The margin of error is the range of values below and above the sample statistic in a confidence interval.

Normal distribution, is a "probability distribution that is symmetric about the mean, showing that data near the mean are more frequent in occurrence than data far from the mean".

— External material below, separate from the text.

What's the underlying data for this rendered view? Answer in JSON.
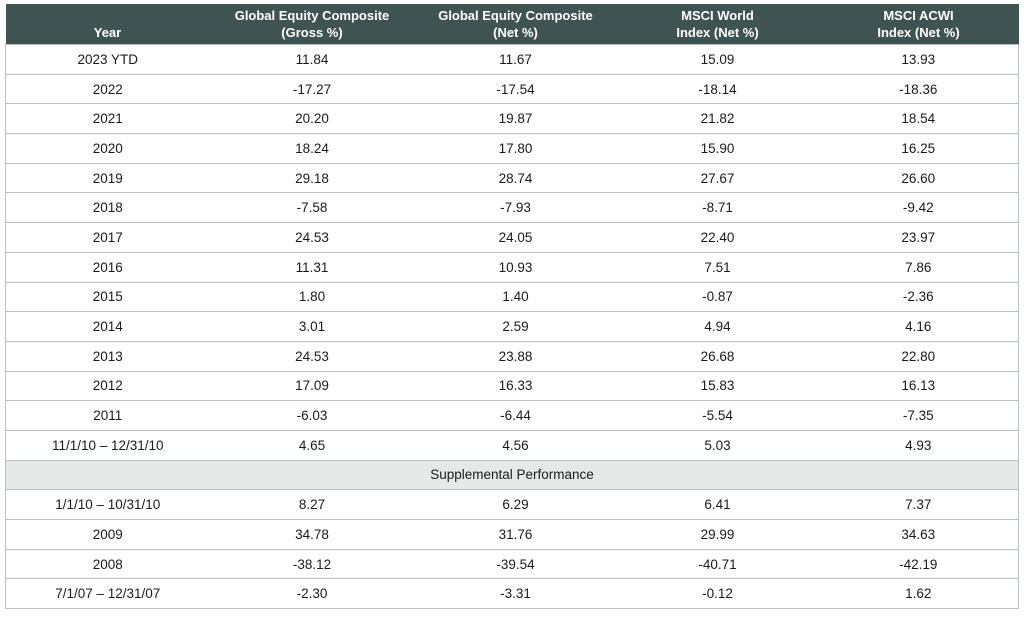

`p_A` represent the real population proportion for plant A

`\hat p_A =0.75` represent the estimated proportion for plant A

`n_A` is the sample size required for plant A

`p_B` represent the real population proportion for plant b

`\hat p_B =0.44` represent the estimated proportion for plant B

`n_B` is the sample size required for plant B

`z` represent the critical value for the margin of error

The population proportion have the following distribution

`p \sim N(p,\sqrt{(p(1-p))/(n)})`

The confidence interval for the difference of two proportions would be given by this formula

`(\hat p_A -\hat p_B) \pm z_(\alpha/2) \sqrt{(\hat p_A(1-\hat p_A))/(n_A) +(\hat p_B (1-\hat p_B))/(n_B)}`

For the 99% confidence interval the value of
`\alpha=1-0.99=0.01` and
`\alpha/2=0.005`, with that value we can find the quantile required for the interval in the normal standard distribution.

`z_(\alpha/2)=2.58`

The standard error is given by:

`SE=z_(\alpha/2) \sqrt{(\hat p_A(1-\hat p_A))/(n_A) +(\hat p_B (1-\hat p_B))/(n_B)}=0.082`

The margin of error is:

`ME=z_(\alpha/2) SE= 2.58*0.082=0.21156`

And replacing into the confidence interval formula we got:

`(0.75-0.44) - 2.58(0.082)=0.09844`

`(0.75 -0.44) + 2.58(0.082)=0.5216`

And the 99% confidence interval would be given (0.09844;0.5216).

We are confident at 99% that the difference between the two proportions is between
`0.09844 \leq p_B -p_A \leq 0.5216`